Modify the Elasticsearch configuration file (/etc/elasticsearch/elasticsearch.yml) and set the cluster name to graylog and uncomment action.auto_create_index: false to enable the action:

$ sudo vim /etc/elasticsearch/elasticsearch.yml

cluster.name: graylog
action.auto_create_index: false

After you have modified the configuration, you can start Elasticsearch and verify it is running.

$ sudo systemctl daemon-reload
$ sudo systemctl enable elasticsearch.service
$ sudo systemctl restart elasticsearch.service
$ sudo systemctl --type=service --state=active | grep elasticsearch

Graylog

Now install the Graylog repository configuration and Graylog itself with the following commands:

$ wget https://packages.graylog2.org/repo/packages/graylog-3.2-repository_latest.deb
$ sudo dpkg -i graylog-3.2-repository_latest.deb
$ sudo apt-get update && sudo apt-get install graylog-server graylog-enterprise-plugins graylog-integrations-plugins graylog-enterprise-integrations-plugins

Hint

If you do not want the Integrations Plugins or the Enterprise Plugins installed, then simply run sudo apt-get install graylog-server

Edit the Configuration File

Read the instructions within the configurations file and edit as needed, located at /etc/graylog/server/server.conf. Additionally add password_secret and root_password_sha2 as these are mandatory and Graylog will not start without them.

To create your root_password_sha2 run the following command:

$ echo -n "Enter Password: " && head -1 </dev/stdin | tr -d '\n' | sha256sum | cut -d" " -f1

To be able to connect to Graylog you should set http_bind_address to the public host name or a public IP address of the machine you can connect to. More information about these settings can be found in Configuring the web interface.

Note

If you’re operating a single-node setup and would like to use HTTPS for the Graylog web interface and the Graylog REST API, it’s possible to use NGINX or Apache as a reverse proxy.

The last step is to enable Graylog during the operating system’s startup and verify it is running.
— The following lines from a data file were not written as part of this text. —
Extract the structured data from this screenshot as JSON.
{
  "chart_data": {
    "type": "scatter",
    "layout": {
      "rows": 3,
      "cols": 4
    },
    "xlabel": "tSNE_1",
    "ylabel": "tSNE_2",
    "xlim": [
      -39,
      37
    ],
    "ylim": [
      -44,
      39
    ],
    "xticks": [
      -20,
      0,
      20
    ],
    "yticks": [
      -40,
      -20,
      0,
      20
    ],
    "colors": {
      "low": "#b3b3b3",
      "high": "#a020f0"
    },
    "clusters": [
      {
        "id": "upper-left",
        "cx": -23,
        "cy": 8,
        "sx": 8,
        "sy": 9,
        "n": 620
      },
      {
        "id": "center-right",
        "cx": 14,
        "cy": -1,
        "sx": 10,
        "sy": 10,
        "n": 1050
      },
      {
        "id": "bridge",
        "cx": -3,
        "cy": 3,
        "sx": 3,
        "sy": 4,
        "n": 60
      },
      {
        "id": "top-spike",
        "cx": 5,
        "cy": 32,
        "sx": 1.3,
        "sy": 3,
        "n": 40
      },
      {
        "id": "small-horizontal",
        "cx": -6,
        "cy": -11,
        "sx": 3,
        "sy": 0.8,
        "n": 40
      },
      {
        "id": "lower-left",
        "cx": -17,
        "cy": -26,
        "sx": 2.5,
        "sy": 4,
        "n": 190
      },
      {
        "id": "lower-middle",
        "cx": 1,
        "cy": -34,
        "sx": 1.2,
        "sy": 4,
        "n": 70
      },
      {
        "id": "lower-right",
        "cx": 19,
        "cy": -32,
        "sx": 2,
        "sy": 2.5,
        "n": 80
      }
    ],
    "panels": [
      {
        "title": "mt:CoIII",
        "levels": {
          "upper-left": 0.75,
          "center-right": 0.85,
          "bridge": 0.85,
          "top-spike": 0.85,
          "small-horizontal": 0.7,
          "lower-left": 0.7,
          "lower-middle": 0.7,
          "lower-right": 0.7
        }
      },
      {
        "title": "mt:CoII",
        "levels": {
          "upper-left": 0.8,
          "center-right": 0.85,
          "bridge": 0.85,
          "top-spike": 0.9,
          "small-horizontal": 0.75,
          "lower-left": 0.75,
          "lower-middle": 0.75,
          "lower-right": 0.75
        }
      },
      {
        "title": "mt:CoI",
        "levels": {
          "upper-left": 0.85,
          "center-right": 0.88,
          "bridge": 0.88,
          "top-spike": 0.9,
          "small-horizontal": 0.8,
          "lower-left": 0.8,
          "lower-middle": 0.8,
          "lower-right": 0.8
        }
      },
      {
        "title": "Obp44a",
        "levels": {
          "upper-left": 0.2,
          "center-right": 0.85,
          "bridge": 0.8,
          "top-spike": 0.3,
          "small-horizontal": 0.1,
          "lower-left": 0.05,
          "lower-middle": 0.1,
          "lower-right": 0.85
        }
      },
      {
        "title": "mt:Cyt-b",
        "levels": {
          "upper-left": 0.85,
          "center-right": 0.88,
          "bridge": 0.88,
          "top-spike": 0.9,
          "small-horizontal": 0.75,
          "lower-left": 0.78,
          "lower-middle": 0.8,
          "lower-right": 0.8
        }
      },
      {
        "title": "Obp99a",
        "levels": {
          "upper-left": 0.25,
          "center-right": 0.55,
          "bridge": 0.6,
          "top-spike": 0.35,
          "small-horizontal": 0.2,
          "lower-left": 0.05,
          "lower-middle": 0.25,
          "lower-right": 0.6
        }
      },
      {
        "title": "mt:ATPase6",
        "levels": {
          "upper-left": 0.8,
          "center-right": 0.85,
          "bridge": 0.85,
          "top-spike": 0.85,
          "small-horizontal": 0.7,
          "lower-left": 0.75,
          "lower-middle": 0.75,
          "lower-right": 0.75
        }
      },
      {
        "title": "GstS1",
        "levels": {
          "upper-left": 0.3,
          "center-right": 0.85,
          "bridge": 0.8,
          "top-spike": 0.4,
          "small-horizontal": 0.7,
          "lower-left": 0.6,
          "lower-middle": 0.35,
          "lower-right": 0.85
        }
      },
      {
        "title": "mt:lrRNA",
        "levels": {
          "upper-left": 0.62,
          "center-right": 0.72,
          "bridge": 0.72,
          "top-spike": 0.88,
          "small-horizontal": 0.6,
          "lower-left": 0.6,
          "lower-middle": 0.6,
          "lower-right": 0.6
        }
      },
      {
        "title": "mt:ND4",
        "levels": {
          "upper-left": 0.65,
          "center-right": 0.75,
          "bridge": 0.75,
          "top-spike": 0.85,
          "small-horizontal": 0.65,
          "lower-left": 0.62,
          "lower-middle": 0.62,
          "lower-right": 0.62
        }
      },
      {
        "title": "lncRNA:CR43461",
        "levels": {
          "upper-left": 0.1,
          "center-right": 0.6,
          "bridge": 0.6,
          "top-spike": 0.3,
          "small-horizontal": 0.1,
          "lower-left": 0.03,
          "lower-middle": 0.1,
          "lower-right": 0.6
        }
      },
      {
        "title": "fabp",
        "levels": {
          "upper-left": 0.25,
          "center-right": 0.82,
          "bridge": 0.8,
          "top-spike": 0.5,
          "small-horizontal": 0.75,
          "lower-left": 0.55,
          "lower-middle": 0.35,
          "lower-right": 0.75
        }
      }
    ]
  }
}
$ sudo systemctl daemon-reload
$ sudo systemctl enable graylog-server.service
$ sudo systemctl start graylog-server.service
$ sudo systemctl --type=service --state=active | grep graylog

The next step is to ingest messages into your Graylog and extract the messages with extractors or use the Pipelines to work with the messages.

Multiple Server Setup

If you plan to have multiple server taking care of different roles in your cluster like we have in this big production setup you need to modify only a few settings. This is covered in our Multi-node Setup guide. The default file location guide will give you the file you need to modify in your setup.